End of four days of high quality conferences, social networking and fun! This was my first Black Hat experience and it was really exciting!
Some presentations were already known to me (presented during other events) and sometimes choices were difficult between two interesting tracks scheduled at the same time. But the most important was the “networking” part. It’s was really nice to meet people only known via a “@nickname“! Others guys told me that what’s make the European event so unique is the availability of all speakers. You can meet them, have a drink with them and exchange experiences with simplicity. The event is also quite small compared to big organizations like in Las Vegas.
What about the briefings now? First, those I attended were good and of a very-high technical level. Some of them were really difficult to follow if you were not involved in technologies and/or concepts covered by the topic!
The first two days were reserved for trainings and the two others for briefings. Thursday started with a presentation about exploiting Apple products (MacOS & the iPhone). I’m an iPhone user and would like to know if my favorite mobile phone was secure enough. Apple products increased their penetration on the market and became more and more potential victims. The iPhone is not easy to crack due to the multiple protection developed by Apple (all applications must be signed). Note that Charlie Miller discovered two days before the event a hole in non-jailbreaked iPhones!
My second choice was the presentation of Craig Balding about cloud security. Craig maintains the cloudsecurity.org blog and I’m one of his followers on Twitter. It was nice to meet him in real life. He tried to define “cloud computing” and explained how it can became a nightmare if not properly handled (by customers as by providers).

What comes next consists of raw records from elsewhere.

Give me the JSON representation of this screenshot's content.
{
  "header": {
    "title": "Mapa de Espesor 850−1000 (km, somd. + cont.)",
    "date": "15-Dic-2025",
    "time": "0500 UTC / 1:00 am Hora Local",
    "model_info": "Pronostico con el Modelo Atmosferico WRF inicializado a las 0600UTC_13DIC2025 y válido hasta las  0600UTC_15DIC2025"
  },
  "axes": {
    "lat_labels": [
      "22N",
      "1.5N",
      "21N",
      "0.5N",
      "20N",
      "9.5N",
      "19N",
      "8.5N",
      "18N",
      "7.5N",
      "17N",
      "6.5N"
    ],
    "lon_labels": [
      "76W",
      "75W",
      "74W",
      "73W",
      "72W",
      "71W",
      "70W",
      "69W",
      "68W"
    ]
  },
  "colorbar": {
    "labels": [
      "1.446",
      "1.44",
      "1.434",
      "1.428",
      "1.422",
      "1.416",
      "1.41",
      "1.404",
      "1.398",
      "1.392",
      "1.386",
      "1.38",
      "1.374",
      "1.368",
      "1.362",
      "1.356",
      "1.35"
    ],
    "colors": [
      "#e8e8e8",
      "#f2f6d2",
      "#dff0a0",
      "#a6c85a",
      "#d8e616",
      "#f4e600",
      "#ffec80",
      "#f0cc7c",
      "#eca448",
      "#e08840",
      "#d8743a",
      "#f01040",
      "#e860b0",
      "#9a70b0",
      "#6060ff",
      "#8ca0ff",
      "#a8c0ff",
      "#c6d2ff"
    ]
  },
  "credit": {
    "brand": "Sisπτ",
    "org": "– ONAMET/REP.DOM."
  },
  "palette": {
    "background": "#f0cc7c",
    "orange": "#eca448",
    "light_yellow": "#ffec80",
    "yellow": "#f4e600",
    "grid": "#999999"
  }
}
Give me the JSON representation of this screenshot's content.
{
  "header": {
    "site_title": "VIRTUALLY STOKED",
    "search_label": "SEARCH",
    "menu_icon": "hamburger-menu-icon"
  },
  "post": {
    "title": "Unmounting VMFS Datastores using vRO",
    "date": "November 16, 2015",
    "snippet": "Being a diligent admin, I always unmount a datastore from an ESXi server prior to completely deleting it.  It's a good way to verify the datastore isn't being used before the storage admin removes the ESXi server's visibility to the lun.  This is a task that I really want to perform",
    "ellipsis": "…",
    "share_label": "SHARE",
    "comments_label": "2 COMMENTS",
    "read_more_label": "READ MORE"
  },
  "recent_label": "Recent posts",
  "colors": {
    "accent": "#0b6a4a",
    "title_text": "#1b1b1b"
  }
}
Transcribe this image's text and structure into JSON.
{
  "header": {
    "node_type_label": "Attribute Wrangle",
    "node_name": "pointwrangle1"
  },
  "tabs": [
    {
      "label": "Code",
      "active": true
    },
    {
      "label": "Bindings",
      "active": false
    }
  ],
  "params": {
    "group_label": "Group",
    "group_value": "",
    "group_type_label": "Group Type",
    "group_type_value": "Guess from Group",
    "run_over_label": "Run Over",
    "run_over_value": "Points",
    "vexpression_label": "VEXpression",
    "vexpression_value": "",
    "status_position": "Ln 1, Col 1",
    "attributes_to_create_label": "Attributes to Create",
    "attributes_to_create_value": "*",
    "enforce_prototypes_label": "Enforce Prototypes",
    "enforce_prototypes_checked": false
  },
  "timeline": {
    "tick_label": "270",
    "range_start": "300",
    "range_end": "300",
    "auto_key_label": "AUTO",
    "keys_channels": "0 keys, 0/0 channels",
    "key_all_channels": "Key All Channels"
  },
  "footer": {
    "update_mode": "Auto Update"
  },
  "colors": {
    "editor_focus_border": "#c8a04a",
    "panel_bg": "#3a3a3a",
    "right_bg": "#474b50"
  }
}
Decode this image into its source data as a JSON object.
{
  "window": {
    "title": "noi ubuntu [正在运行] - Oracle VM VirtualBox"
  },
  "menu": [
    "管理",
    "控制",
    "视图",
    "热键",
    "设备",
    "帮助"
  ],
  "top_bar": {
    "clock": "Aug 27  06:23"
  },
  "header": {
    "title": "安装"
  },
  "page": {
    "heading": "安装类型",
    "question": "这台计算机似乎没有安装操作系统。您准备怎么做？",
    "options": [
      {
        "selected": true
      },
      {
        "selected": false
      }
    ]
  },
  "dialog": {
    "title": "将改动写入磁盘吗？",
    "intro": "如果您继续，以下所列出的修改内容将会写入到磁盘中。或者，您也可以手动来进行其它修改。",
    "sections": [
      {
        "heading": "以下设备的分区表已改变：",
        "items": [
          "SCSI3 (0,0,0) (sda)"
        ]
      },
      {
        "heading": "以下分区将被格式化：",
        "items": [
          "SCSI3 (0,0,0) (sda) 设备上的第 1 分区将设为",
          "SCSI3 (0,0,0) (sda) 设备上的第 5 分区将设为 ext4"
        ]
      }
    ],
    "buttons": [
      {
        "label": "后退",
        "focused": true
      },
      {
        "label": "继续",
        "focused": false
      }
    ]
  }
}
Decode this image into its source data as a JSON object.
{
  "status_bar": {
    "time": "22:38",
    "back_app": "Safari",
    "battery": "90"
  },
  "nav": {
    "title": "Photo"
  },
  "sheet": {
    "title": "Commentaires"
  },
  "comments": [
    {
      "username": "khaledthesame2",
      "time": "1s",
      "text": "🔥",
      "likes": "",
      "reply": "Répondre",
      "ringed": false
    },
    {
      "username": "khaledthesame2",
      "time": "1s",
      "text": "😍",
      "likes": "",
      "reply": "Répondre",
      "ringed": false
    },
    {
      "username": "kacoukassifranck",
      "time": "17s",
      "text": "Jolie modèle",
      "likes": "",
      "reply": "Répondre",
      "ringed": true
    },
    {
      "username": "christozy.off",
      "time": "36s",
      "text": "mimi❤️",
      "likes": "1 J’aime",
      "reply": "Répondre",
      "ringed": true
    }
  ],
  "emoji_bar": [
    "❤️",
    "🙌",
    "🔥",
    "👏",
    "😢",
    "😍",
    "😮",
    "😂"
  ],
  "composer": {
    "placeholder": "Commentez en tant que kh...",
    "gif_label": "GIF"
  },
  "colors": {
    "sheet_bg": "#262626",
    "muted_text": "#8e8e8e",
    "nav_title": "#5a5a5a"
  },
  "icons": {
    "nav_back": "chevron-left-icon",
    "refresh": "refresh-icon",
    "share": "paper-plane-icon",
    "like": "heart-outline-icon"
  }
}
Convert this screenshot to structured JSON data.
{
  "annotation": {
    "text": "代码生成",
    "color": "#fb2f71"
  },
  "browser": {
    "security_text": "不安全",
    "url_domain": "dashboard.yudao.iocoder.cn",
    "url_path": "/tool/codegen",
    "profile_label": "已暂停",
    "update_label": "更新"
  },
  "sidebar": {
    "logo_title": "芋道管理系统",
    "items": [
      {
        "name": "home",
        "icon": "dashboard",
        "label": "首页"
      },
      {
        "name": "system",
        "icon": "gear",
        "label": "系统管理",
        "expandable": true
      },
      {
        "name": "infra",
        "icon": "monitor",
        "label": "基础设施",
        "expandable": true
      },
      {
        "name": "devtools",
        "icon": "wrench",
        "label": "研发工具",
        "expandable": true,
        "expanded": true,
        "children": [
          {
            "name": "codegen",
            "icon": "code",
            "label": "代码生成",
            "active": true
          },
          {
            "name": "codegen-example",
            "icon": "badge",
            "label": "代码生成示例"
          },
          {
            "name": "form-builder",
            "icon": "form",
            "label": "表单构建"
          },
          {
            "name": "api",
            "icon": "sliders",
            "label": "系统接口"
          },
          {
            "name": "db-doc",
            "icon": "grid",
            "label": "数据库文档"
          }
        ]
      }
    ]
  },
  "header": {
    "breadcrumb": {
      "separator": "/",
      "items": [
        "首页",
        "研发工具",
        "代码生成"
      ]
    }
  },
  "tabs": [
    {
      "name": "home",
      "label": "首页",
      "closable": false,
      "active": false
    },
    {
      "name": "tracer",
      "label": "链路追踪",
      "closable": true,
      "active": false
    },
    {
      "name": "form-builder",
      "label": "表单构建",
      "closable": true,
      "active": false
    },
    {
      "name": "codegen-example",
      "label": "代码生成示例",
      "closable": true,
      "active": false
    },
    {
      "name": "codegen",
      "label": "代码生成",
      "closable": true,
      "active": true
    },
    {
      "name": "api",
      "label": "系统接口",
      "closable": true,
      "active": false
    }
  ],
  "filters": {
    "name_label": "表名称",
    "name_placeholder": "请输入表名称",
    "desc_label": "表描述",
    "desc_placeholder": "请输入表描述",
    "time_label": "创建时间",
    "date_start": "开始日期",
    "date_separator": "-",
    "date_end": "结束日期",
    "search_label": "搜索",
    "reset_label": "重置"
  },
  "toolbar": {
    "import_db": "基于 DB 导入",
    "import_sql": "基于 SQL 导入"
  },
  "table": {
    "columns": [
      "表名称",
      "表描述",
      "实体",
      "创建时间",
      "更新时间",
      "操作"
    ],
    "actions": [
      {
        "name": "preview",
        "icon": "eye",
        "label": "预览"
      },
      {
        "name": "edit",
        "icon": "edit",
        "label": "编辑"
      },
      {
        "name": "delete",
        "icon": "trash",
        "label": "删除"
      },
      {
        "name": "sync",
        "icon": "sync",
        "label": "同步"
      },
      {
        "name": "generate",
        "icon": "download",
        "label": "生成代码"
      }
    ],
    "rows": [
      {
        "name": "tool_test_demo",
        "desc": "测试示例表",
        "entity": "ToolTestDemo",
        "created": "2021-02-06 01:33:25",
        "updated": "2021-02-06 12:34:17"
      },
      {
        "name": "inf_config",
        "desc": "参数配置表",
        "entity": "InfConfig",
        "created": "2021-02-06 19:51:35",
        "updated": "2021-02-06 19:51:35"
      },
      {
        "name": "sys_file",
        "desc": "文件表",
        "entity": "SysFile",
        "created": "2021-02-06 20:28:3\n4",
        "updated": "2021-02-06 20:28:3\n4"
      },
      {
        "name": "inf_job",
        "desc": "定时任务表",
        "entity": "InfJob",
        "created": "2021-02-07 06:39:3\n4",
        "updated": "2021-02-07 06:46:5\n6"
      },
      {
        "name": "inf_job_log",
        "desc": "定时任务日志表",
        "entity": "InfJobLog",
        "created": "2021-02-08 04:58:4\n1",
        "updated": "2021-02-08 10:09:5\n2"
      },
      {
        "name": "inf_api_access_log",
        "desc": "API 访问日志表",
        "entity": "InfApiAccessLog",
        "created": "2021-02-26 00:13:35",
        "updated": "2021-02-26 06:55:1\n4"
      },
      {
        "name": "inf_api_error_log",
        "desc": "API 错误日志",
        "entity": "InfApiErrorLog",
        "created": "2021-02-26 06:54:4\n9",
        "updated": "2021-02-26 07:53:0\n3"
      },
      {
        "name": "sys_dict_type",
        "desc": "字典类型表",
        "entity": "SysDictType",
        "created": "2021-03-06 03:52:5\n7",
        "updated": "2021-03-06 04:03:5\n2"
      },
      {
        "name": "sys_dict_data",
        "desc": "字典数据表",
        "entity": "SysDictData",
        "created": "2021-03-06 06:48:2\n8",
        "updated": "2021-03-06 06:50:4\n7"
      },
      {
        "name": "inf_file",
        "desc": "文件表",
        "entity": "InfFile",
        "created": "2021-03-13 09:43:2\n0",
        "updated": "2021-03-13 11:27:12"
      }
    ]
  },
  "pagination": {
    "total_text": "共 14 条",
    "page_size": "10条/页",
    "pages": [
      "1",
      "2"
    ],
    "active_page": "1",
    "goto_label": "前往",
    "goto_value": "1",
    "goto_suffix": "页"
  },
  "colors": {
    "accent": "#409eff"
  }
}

Big questions must be answered: if a server can be easily cloned for forensics investigations, what about investigations required when the server is gone? What about log file management etc… It was a really nice talk.
Third briefing was oriented to backbones issues: All Your Packets Belong to Us. It was not the best choice, certainly not due to the presentation itself. It was really well done and covered issues with BGP and MPLS backbones (with live demos). Unfortunately, it was something I already knew. A friend attended the other conference about sslstrip which was really interesting too!
The afternoon started with some SQL injections. Excellent presentation about exploitation of operating systems via databases. I was not aware that it was possible to read/write files on the file system via SQL commands! Some SQL queries were really high level (Hey, I’m not a DBA).
Another dilemma and a wrong choice, a track was dedicated to Kerberos and it’s vulnerabilities. Not about the protocol itself but the way it is implemented in some cases. It was really technical and difficult to follow for those who are not familiar with Kerberos.
My last choice for the day one was also not the best one… I attended a presentation about Linux kernel exploitation via /dev/mem. The speaker was really a high-level kernel hacker but once again too difficult for me… Unfortunately, a presentation of Maltego was performed at the same time. The new version of this wonderful tool can interact with other open source applications like squid and grabs data from the websites visited by the users. According to friends, it was really impressive. That was day one.
The second day started with a talk about .Net rootkits. I already had the chance to see it during a Belgian event a few months ago. But if was nice to see it again. Really impressive!
Then we played a bit with RFID and ePassports! The talk was coupled with nice demos which proved to the authorities that Elvis is really still alive! 😉
The afternoon started with one of my best choices! Exploitation of meta-data in documents (PDF, Office, …). Several life demonstrations were presented by the Spanish speakers with lot of fun. They presented their tool “FOCA which helps to grab and analyze meta-data from files. A must to collect personal and technical data before performing pentests.
Finally, the last track was dedicated to the (un)security of OpenOffice. Probably the best track of this event. Lot of people think that open source means security. Eric Filiol explained (via life demonstrations) how OpenOffice documents may be changed (event signed) and/or modified to add malicious macros to them.
To resume, my three best tracks were:
- Tactical Fingerprinting Using Metadata, Hidden Info and Lost Data
- OpenOffice Security Design Weaknesses
- .NET Framework Rootkits: Backdoors inside your Framework
When I said that some choices were wrong, I don’t blame the speakers who did a great job! I just blame me for not selecting the right presentation depending on my expectations. Finally, a few words about the facilities: The hotel was very nice, excellent service, diversified food, drinks. Oh yes! A good Wi-Fi coverage even if the firewalls were heavily tested 😉 I heard that Black Hat Europe 2010 will be held in Barcelona, I hope to be there!